In 2021, if you wanted a solid, technically impressive action thriller, you could have done a lot worse than James Nunn’s One Shot. A frantic, real-time survival thriller like Assault on Precinct 13 on steroids, its illusion of one continuous take of relentless mayhem was short on character but marked Nunn as an action helmer of no little promise. He and star Scott Adkins return with its follow-up, picking up exactly where its predecessor left off. Once again, the limitations of its format are clear, but there is no denying the effectiveness of its intimate, close-combat action.

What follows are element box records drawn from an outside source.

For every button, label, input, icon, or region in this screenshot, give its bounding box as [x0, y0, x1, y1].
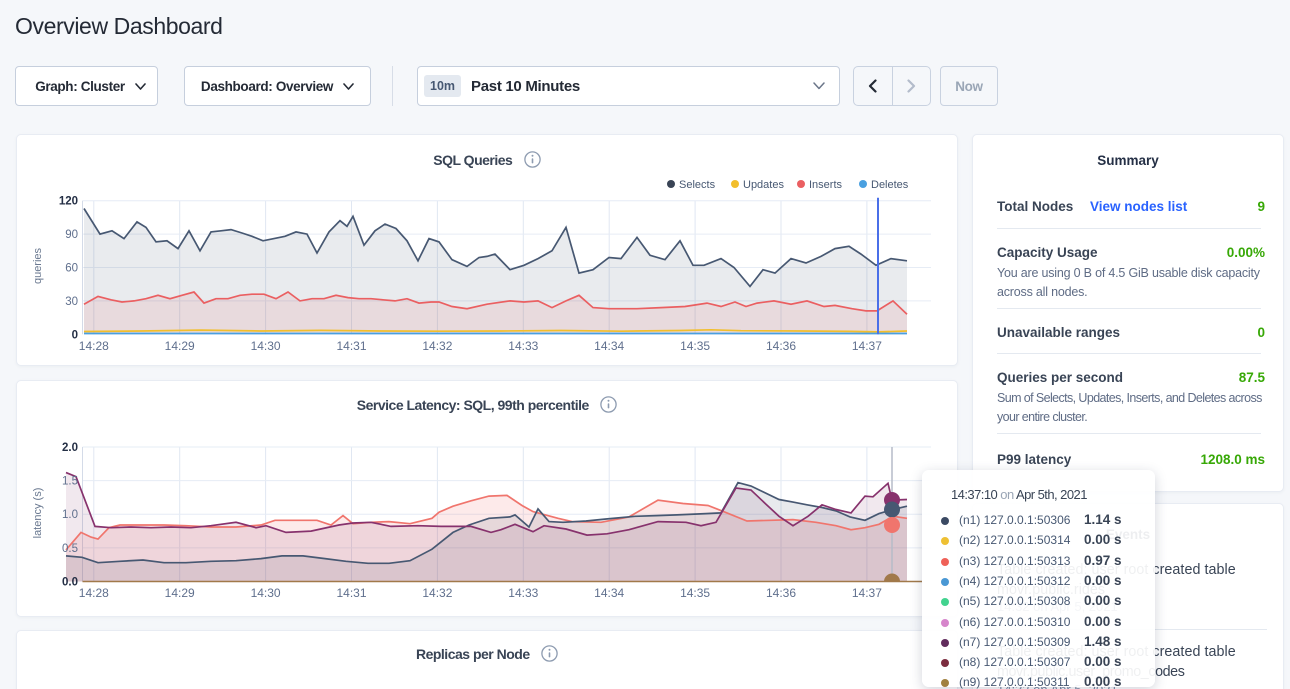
svg-text:14:37: 14:37 [852, 339, 882, 353]
svg-text:14:36: 14:36 [766, 339, 796, 353]
svg-text:90: 90 [65, 229, 78, 241]
svg-text:60: 60 [65, 263, 78, 275]
svg-text:14:28: 14:28 [79, 339, 109, 353]
svg-text:14:35: 14:35 [680, 339, 710, 353]
svg-text:1.5: 1.5 [62, 476, 78, 488]
svg-text:queries: queries [32, 247, 44, 284]
svg-text:14:31: 14:31 [336, 339, 366, 353]
svg-text:14:36: 14:36 [766, 586, 796, 600]
svg-text:0.5: 0.5 [62, 543, 78, 555]
svg-text:14:29: 14:29 [165, 586, 195, 600]
svg-text:14:30: 14:30 [251, 339, 281, 353]
svg-text:14:37: 14:37 [852, 586, 882, 600]
svg-text:14:30: 14:30 [251, 586, 281, 600]
svg-text:14:34: 14:34 [594, 339, 624, 353]
svg-text:30: 30 [65, 296, 78, 308]
svg-text:2.0: 2.0 [62, 442, 78, 454]
svg-text:14:33: 14:33 [508, 339, 538, 353]
svg-text:14:31: 14:31 [336, 586, 366, 600]
svg-text:14:29: 14:29 [165, 339, 195, 353]
svg-text:120: 120 [59, 196, 78, 208]
svg-text:latency (s): latency (s) [32, 488, 44, 539]
svg-text:14:33: 14:33 [508, 586, 538, 600]
svg-text:1.0: 1.0 [62, 509, 78, 521]
svg-text:14:35: 14:35 [680, 586, 710, 600]
svg-text:14:28: 14:28 [79, 586, 109, 600]
svg-text:0: 0 [72, 329, 78, 341]
svg-text:14:34: 14:34 [594, 586, 624, 600]
svg-text:14:32: 14:32 [422, 586, 452, 600]
svg-text:14:32: 14:32 [422, 339, 452, 353]
svg-text:0.0: 0.0 [62, 577, 78, 589]
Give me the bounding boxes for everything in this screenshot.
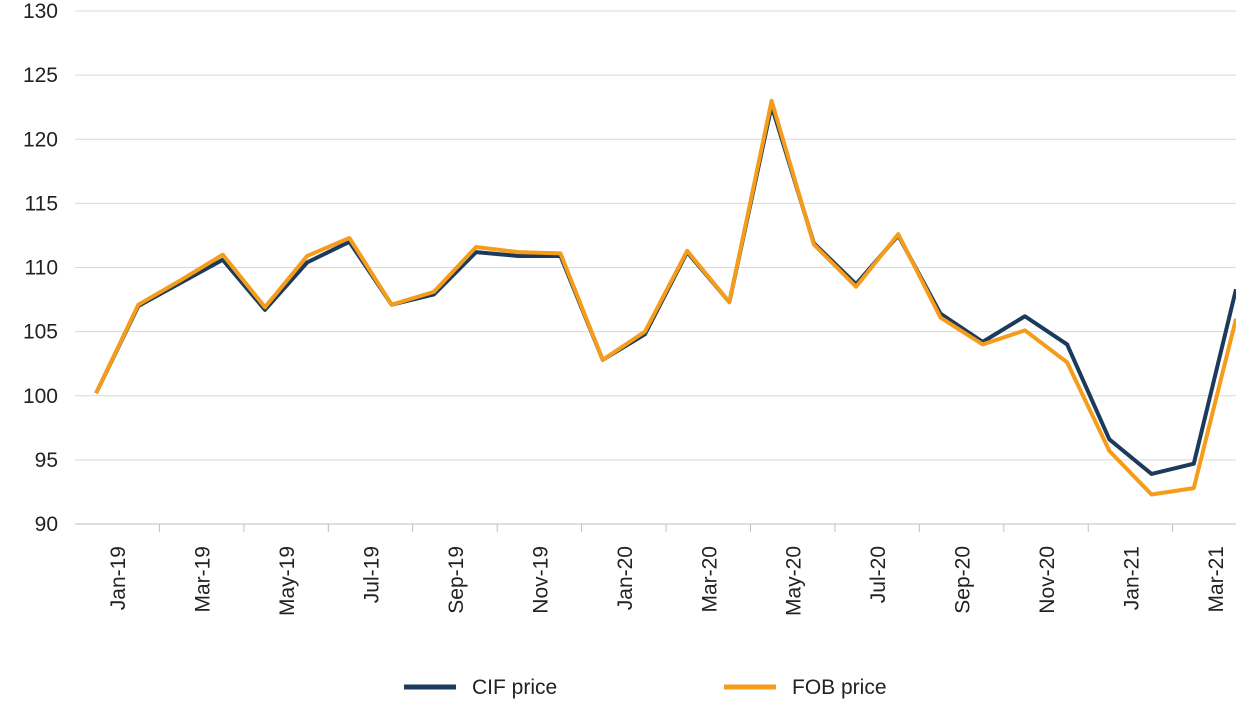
x-tick-label: Sep-19 [445,546,468,614]
x-tick-label: May-19 [276,546,299,616]
series-line [94,98,1236,497]
y-tick-label: 100 [23,385,58,408]
y-tick-label: 110 [25,257,58,280]
x-tick-label: May-20 [783,546,806,616]
x-tick-label: Mar-20 [698,546,721,613]
x-tick-label: Sep-20 [952,546,975,614]
y-tick-label: 95 [35,449,58,472]
x-tick-label: Jan-20 [614,546,637,610]
y-tick-label: 90 [35,513,58,536]
x-tick-label: Jan-21 [1120,546,1143,610]
x-tick-label: Jul-19 [361,546,384,603]
x-tick-label: Jul-20 [867,546,890,603]
y-tick-label: 125 [23,64,58,87]
legend-label: FOB price [792,676,887,699]
y-tick-label: 120 [23,128,58,151]
x-tick-label: Mar-21 [1205,546,1228,613]
x-tick-label: Jan-19 [107,546,130,610]
x-tick-label: Nov-19 [529,546,552,614]
x-tick-label: Mar-19 [192,546,215,613]
x-tick-label: Nov-20 [1036,546,1059,614]
y-tick-label: 115 [25,192,58,215]
y-tick-label: 130 [23,0,58,23]
legend-label: CIF price [472,676,557,699]
y-tick-label: 105 [23,321,58,344]
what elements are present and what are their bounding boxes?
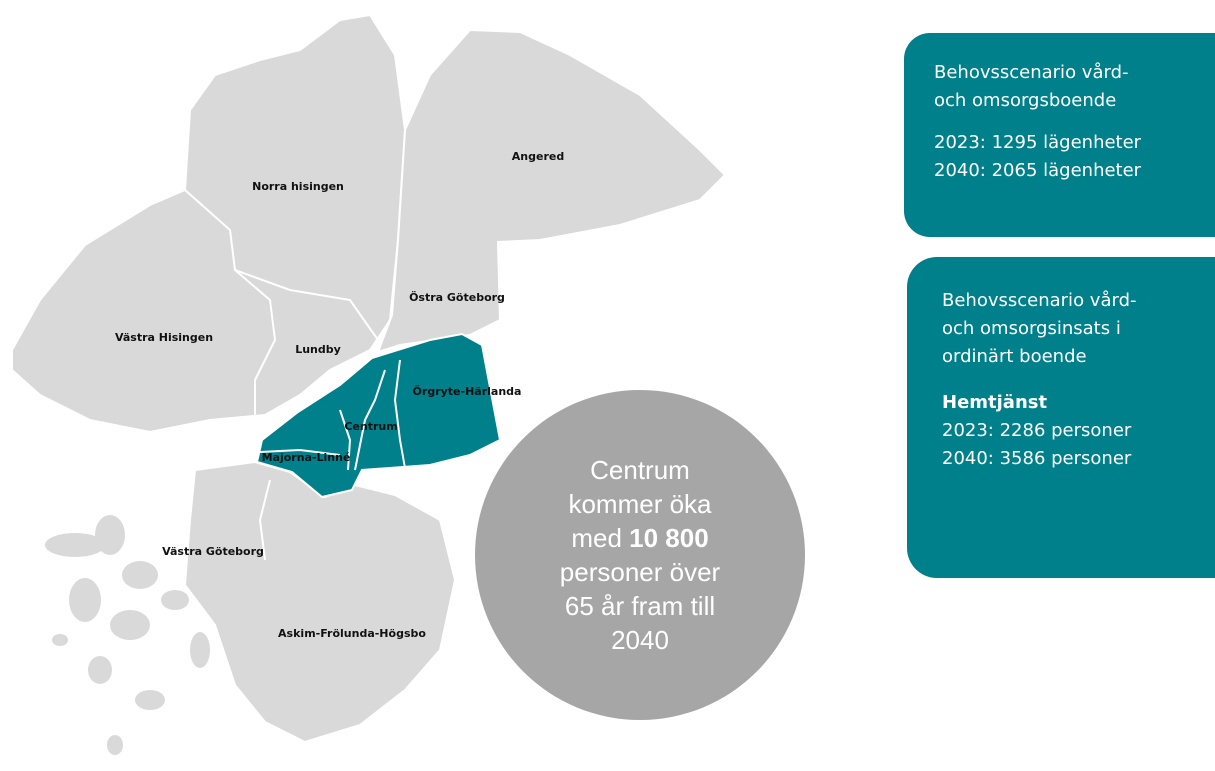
- spacer: [934, 115, 1215, 129]
- box-stat: 2040: 2065 lägenheter: [934, 160, 1142, 181]
- highlight-circle: Centrum kommer öka med 10 800 personer över…: [475, 390, 805, 720]
- region-label: Angered: [512, 150, 564, 163]
- box-stat: 2023: 2286 personer: [942, 420, 1132, 441]
- box-title: och omsorgsboende: [934, 90, 1117, 111]
- circle-line: Centrum: [590, 455, 690, 485]
- box-stat: 2023: 1295 lägenheter: [934, 132, 1142, 153]
- hisingen: [11, 13, 407, 434]
- region-label: Västra Göteborg: [162, 545, 264, 558]
- circle-line: 65 år fram till: [564, 591, 716, 621]
- region-label: Lundby: [295, 343, 341, 356]
- boundaries: [184, 189, 406, 561]
- box-title: Behovsscenario vård-: [942, 290, 1137, 311]
- circle-line: personer över: [559, 557, 721, 587]
- region-label: Majorna-Linné: [262, 451, 351, 464]
- box-title: ordinärt boende: [942, 346, 1087, 367]
- circle-emphasis: 10 800: [629, 523, 709, 553]
- district-map: Norra hisingen Angered Östra Göteborg Västr…: [11, 13, 727, 755]
- region-label: Örgryte-Härlanda: [413, 384, 522, 398]
- box-stat: 2040: 3586 personer: [942, 448, 1132, 469]
- region-label: Askim-Frölunda-Högsbo: [278, 627, 426, 640]
- south: [183, 460, 457, 744]
- region-label: Norra hisingen: [252, 180, 344, 193]
- circle-text: med: [571, 523, 622, 553]
- region-label: Östra Göteborg: [409, 290, 505, 304]
- circle-line: 2040: [611, 625, 669, 655]
- housing-box: Behovsscenario vård-och omsorgsboende 202…: [904, 33, 1215, 237]
- box-subtitle: Hemtjänst: [942, 392, 1048, 413]
- box-title: Behovsscenario vård-: [934, 62, 1129, 83]
- home-care-box: Behovsscenario vård-och omsorgsinsats i o…: [907, 257, 1215, 578]
- islands: [45, 515, 273, 755]
- circle-line: med 10 800: [571, 521, 708, 555]
- central-districts: [255, 332, 502, 499]
- box-title: och omsorgsinsats i: [942, 318, 1121, 339]
- region-label: Västra Hisingen: [115, 331, 213, 344]
- region-label: Centrum: [344, 420, 397, 433]
- angered-ostra: [376, 28, 727, 354]
- circle-line: kommer öka: [568, 489, 712, 519]
- spacer: [942, 371, 1215, 389]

Having survived an attack on the black site in Poland from One Shot, Navy SEAL Jake Harris is tasked with escorting terror suspect Amin Mansur (Waleed Elgadi) to Washington for interrogation. US intelligence is desperately trying to track down the dirty bomb plot unveiled in the the first film, and they believe Mansur has the answers. Before they can even get the suspect out of the airport, Harris and his team are attacked by a mysterious, highly skilled, and completely ruthless, team of assailants.

Fresh from his amusing fat-suited cameo in John Wick 4, Scott Adkins is back in a black tactical vest as the taciturn, no-nonsense Jake Harris. He’s not the most chatty of action stars, but like the film itself, he’s effective in his own utilitarian way. Occasionally barking orders to Mansur and his heavily-pregnant doctor wife Niesha (Meena Rayann) in between slitting throats and point-black gun battles. And Adkins is very, very good at it, and the one-take illusion works to mask any deficit on the acting front. Once the action gets going, there is nothing else except survival. Nunn’s camera is hand-held and hyper-kinetic, but the action is clear and coherent. So impressive is the filming and choreography on this low a budget in fact, that you begin to wonder what excuse countless blockbusters have for getting it so wrong.

As far those limitations: It’s not just characterisation that gets defenestrated, but characters themselves. Adkins’ fellow B-movie icon Michael Jai White is given second billing as the mastermind of the attack on the airport, but gets limited screentime by design. Alexis Knapp and veteran character actor Tom Berenger appear in pivotal roles and are more organically incorporated into the carnage, but once White’s been introduced he vanishes by design for long periods, and he’s a splash of personality that is missed. Besides White, perhaps the strongest performers are actually Waleed Elgadi and Meena Rayann, with their characters injecting some much-needed humanity besides ‘US military dude 25’ or ‘armed mercenary 33’. There’s one scene of torture that Elgadi plays to an agonised pitch that is way more harrowing than the film needs.

Unlike the frequent bullets slamming into skulls, One More Shot will have little lasting impact. It sets up a third instalment that promises to widen the scope of the action further, but it’s not likely to have anybody on Empire Strikes Back tenterhooks. Yet for all it has obvious flaws in its characterisation and there’s a certain repetition to the action, One More Shot is made with enough skill, and actual love for the action genre, to be one of the stronger B-movie scrappers that you’ll see this year.